High Retirement Anxiety For Millennials and Generation X

Retirement

Every two years, the National Institute on Retirement Security surveys Americans to measure their sentiment about retirement. The most recent polling again found that most Americans remain worried about retirement.  

More than two-thirds of Americans (67 percent) say the nation faces a retirement crisis. And, more than half (56 percent) are concerned that they won’t be able to achieve a financially secure retirement. 

Americans’ anxiety about retirement is warranted. A wide and growing body of research shows that most Americans face a substantial retirement savings shortfall. According to the Boston College Center for Retirement Research (CRR), half of U.S. households will not have enough income to maintain their standard of living in retirement even if they work to age 65 and annuitize all financial assets, including securing a reverse mortgage on their home.

And the COVID-19 pandemic and resulting economic crisis arguably has made the retirement outlook worse for most workers. We asked Americans about the economic fallout from the pandemic on their financial future, and 51 percent said they are more worried about retirement. Among Americans who have changed or considered changing when they will retire, sixty-seven percent say that because of COVID-19, they plan to retire later than originally planned.

Interestingly, the research also revealed that Americans are united across party lines about their retirement worries, despite the deep political divides that seem to engulf so many policy issues in the U.S. A wide swath of Democrats (70 percent), Independents (70 percent) and Republicans (62 percent) agree that the nation faces a retirement crisis.

But while the retirement concern is consistent across party lines, substantial differences emerge across generations. Millennials (72 percent) and Generation X (59 percent) are significantly more more pessimistic about achieving financial security in retirement as compared to Baby Boomers (43 percent) and the Silent Generation (26 percent).

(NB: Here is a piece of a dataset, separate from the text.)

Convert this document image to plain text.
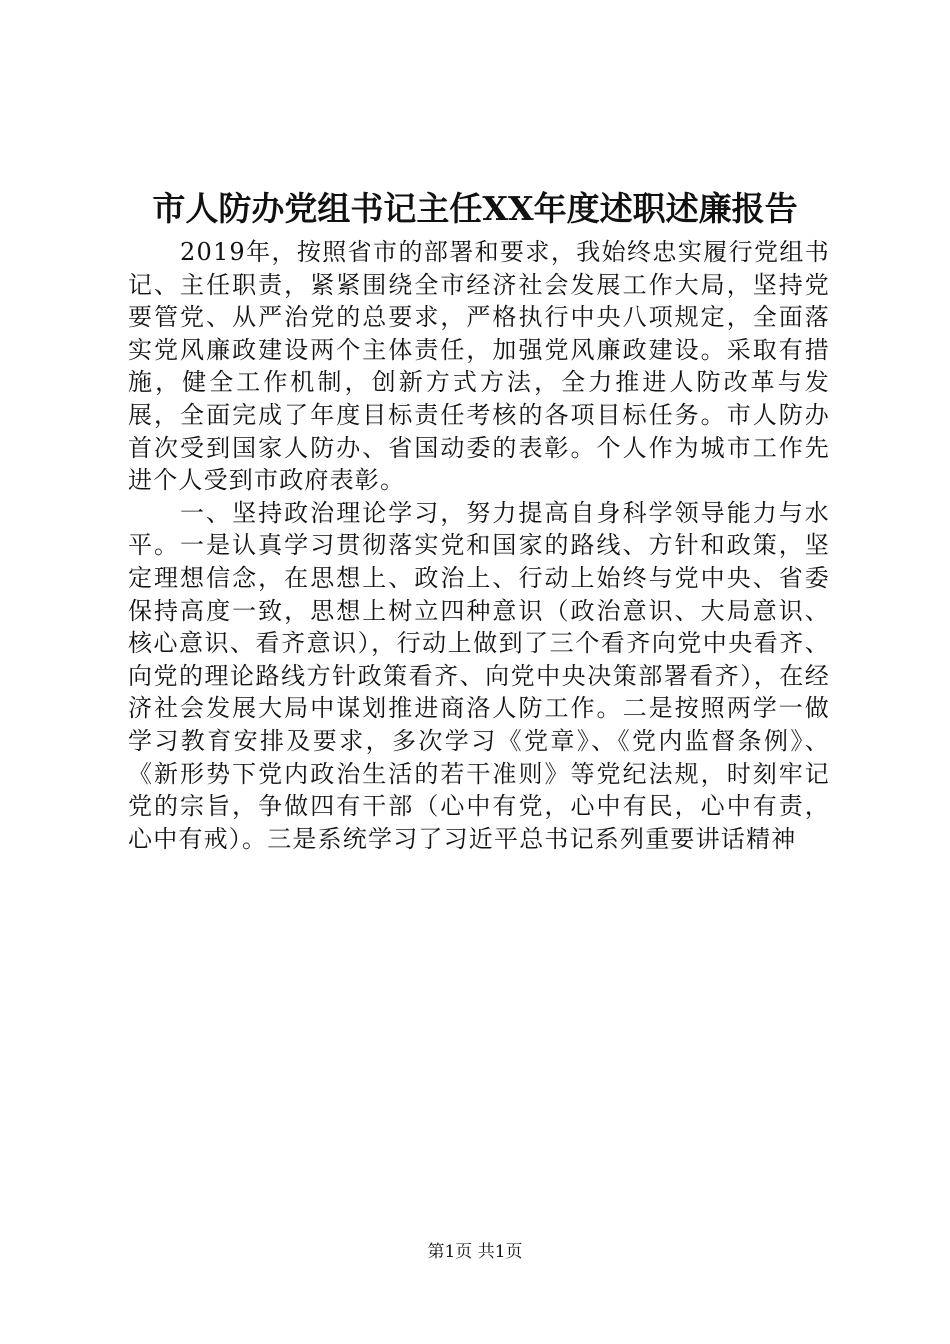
市人防办党组书记主任XX年度述职述廉报告

2019年，按照省市的部署和要求，我始终忠实履行党组书记、主任职责，紧紧围绕全市经济社会发展工作大局，坚持党要管党、从严治党的总要求，严格执行中央八项规定，全面落实党风廉政建设两个主体责任，加强党风廉政建设。采取有措施，健全工作机制，创新方式方法，全力推进人防改革与发展，全面完成了年度目标责任考核的各项目标任务。市人防办首次受到国家人防办、省国动委的表彰。个人作为城市工作先进个人受到市政府表彰。

一、坚持政治理论学习，努力提高自身科学领导能力与水平。一是认真学习贯彻落实党和国家的路线、方针和政策，坚定理想信念，在思想上、政治上、行动上始终与党中央、省委保持高度一致，思想上树立四种意识（政治意识、大局意识、核心意识、看齐意识），行动上做到了三个看齐向党中央看齐、向党的理论路线方针政策看齐、向党中央决策部署看齐），在经济社会发展大局中谋划推进商洛人防工作。二是按照两学一做学习教育安排及要求，多次学习《党章》、《党内监督条例》、《新形势下党内政治生活的若干准则》等党纪法规，时刻牢记党的宗旨，争做四有干部（心中有党，心中有民，心中有责，心中有戒）。三是系统学习了习近平总书记系列重要讲话精神

第1页 共1页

It’s not difficult to understand why Generation X and Millennials are so much more worried as compared to older generations. These are the first two generations that are far less likely to have access to pensions, which provide stable income that lasts through retirement. According to the Bureau of Labor Statistics, in 1981 84 percent of full-time workers at large companies participated in a pension plan. In 2020, only 28 percent of employees working at companies with 500 or more employees participate in a pension plan.

Instead, the Millennials and GenXers who have access to an employer retirement plan are more likely to rely on do-it-yourself 401(k) plans that have become increasingly prevalent since the 1980s. Originally crafted to supplement pensions, 401(k) accounts for all intents and purposes have all but replaced pensions for non-union private sector workers with access to retirement plans at work. Unfortunately, 401(k) accounts were not built to carry the full load of retirement. These savings accounts historically have had higher fees, lower returns, and put more risk in on individual employees. And there’s the real risk that workers can outlive their 401(k) savings, especially as life income options have grown more expensive because of low interest rates.    

Financial asset inequality also can be considered a contributing factor. Research finds that among Gen X households, the wealthiest top 25 percent owned 87 percent of financial assets in 2016. Millennials in 2016 reached a comparable degree of financial asset concentration, with 85 percent of financial assets owned by the wealthiest 25 percent.

And let’s not forget Social Security. While Millennials and Generation X are supportive of protecting and expanding Social Security, the reality is that these benefits will be lower. Current retirees already are feeling the pain of changes to Social Security implemented in 1983 to raise the retirement age. Once fully phased in for Millennials and Gen X, the full benefit amount (at age 67) will be reduced by 30 percent for those choosing to draw benefits at age 62. 

Millennials and Gen X anxiety also may be rooted in their experience living through multiple “black swan” economic downturns and decades of stagnant wages. Add in college debt, longer life spans and rising health and long-term care costs, and the pessimism deepens.

Going forward, it will be critical for policymakers to find ways to strengthen our retirement infrastructure so these generations can be self-sufficient in their older years. Policy actions that would make are meaningful impact include:

  • Solidifying Social Security, the nation’s most reliable source of retirement income that also is proven tool for reducing elder poverty.
  • Providing universal access to retirement savings plans at the beginning of every worker’s career. Retirement becomes increasingly expensive if retirement savings is delayed. 
  • Ensuring retirement savings plans are “frictionless” in terms of signing up and contributing, and the plans offer cost-effective lifetime income options.
  • Preserving existing defined benefit pensions and easing the way for more employers to offer pensions. Pensions are the most cost-efficient way to generate retirement income. 

Failure to act means that a comfortable retirement after a lifetime of work will only be a dream that cannot be fulfilled for most Millennials, Generation X, and generations that follow.